The first interaction mechanism supported by the slate directly mimics the binding mechanism of the Tk canvas. With this mechanism, a command can be bound to an event and an item. For example, executing
$slate bind $citem <Button-1> {puts !!}
will add a binding to citem. Whenever the mouse is clicked on item citem, the string ``!!'' is printed to the console.
In the presence of a visual hierarchy, bindings take on some subtle complications. In figure 5, for example, I want a click on either frame to be handled by the top-level item. Dragging these items should move the whole tree of items. The terminal item, however, should respond differently - in this case, I want clicking and dragging on the terminal item to create a new arrowed line and extend the end of the line to follow the cursor. Also, dragging on the text label will sometimes need to select a region of the text.
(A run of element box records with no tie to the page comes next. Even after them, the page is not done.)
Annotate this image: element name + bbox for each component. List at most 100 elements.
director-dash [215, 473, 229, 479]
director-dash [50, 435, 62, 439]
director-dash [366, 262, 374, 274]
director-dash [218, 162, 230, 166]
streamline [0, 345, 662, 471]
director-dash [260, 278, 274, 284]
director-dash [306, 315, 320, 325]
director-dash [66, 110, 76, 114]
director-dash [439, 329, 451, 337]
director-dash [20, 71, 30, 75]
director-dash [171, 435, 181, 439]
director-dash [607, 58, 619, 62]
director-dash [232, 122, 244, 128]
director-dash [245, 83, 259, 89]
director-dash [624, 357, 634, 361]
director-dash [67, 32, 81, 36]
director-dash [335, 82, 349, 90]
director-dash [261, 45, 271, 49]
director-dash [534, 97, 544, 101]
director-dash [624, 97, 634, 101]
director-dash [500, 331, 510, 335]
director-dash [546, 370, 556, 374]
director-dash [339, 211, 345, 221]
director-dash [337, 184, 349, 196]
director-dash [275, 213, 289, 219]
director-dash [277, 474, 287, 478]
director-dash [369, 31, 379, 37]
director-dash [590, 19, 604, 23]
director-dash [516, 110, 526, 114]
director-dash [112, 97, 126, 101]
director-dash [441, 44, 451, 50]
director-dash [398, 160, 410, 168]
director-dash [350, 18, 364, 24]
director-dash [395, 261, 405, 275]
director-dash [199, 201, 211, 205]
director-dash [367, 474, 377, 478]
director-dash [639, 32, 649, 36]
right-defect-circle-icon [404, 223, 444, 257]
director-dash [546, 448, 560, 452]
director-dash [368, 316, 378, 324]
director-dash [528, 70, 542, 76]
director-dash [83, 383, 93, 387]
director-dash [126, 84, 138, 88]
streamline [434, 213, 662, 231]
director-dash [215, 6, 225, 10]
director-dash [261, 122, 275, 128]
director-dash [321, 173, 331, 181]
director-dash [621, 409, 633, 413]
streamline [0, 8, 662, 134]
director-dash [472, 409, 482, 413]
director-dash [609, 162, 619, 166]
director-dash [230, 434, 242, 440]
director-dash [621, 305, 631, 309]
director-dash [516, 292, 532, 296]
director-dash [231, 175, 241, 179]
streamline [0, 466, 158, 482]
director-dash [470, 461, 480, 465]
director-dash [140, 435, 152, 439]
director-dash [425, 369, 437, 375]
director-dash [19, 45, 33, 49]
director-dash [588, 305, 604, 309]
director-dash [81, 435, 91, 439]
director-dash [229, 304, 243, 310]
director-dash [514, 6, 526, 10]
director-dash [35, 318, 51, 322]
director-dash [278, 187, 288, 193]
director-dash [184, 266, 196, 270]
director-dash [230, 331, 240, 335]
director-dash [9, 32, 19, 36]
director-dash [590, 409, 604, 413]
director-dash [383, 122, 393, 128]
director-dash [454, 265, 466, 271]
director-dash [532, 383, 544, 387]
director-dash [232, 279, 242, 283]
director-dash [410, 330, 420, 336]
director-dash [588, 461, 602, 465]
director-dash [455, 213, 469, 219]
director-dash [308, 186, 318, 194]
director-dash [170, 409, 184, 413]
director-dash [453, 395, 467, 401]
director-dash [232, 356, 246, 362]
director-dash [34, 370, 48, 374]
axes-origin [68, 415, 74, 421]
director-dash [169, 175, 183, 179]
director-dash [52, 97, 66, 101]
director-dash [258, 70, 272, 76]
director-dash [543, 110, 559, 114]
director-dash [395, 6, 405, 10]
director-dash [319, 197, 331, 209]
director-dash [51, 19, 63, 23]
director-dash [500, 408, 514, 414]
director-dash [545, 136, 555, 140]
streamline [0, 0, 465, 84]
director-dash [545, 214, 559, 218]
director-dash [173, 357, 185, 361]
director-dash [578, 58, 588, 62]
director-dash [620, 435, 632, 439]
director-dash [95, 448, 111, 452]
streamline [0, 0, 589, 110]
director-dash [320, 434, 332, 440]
Our solution is to mark nodes of the tree: only marked nodes are able to respond to user input. Figure 6 illustrates a marked tree, in which nodes a and e are marked. With respect to any node, its root node is the root of the lowest marked sub-tree containing it. The top-level node is the root of the whole tree, and is implicitly marked. Conceptually, when an event occurs on an item, the event is propagated up the tree until it reaches a marked node, at which point the event is handled. This is illustrated at the left of figure 6: node a will handle events from itself, b, c, and d; node e will handle events from itself, f, and g.
In the current implementation of the Slate, nodes can only be marked when they are created. Returning to our earlier example, we can create a child item of a ComplexItem that responds to user input with code such as this:
set flag [$slate createrootchild $citem rectangle 40 50 50 60 -fill red] $slate bind $flag <Button-1> {puts Foo}
Events can also be used with tags. For example, we can write
$slate bind "fred" <Button-1> {puts "Clicked fred!"}
and any top-level or marked child item tagged with fred - that is, it and the nodes for which it handles events - will respond to the event.
If used without any hierarchy, the slate thus provides the same mechanism as the canvas for event-handling. The visual hierarchy aids more complex item construction without discarding this powerful mechanism. However, the binding mechanism is low-level, and complex user interaction built on this mechanism very quickly mushrooms into spaghetti-like code.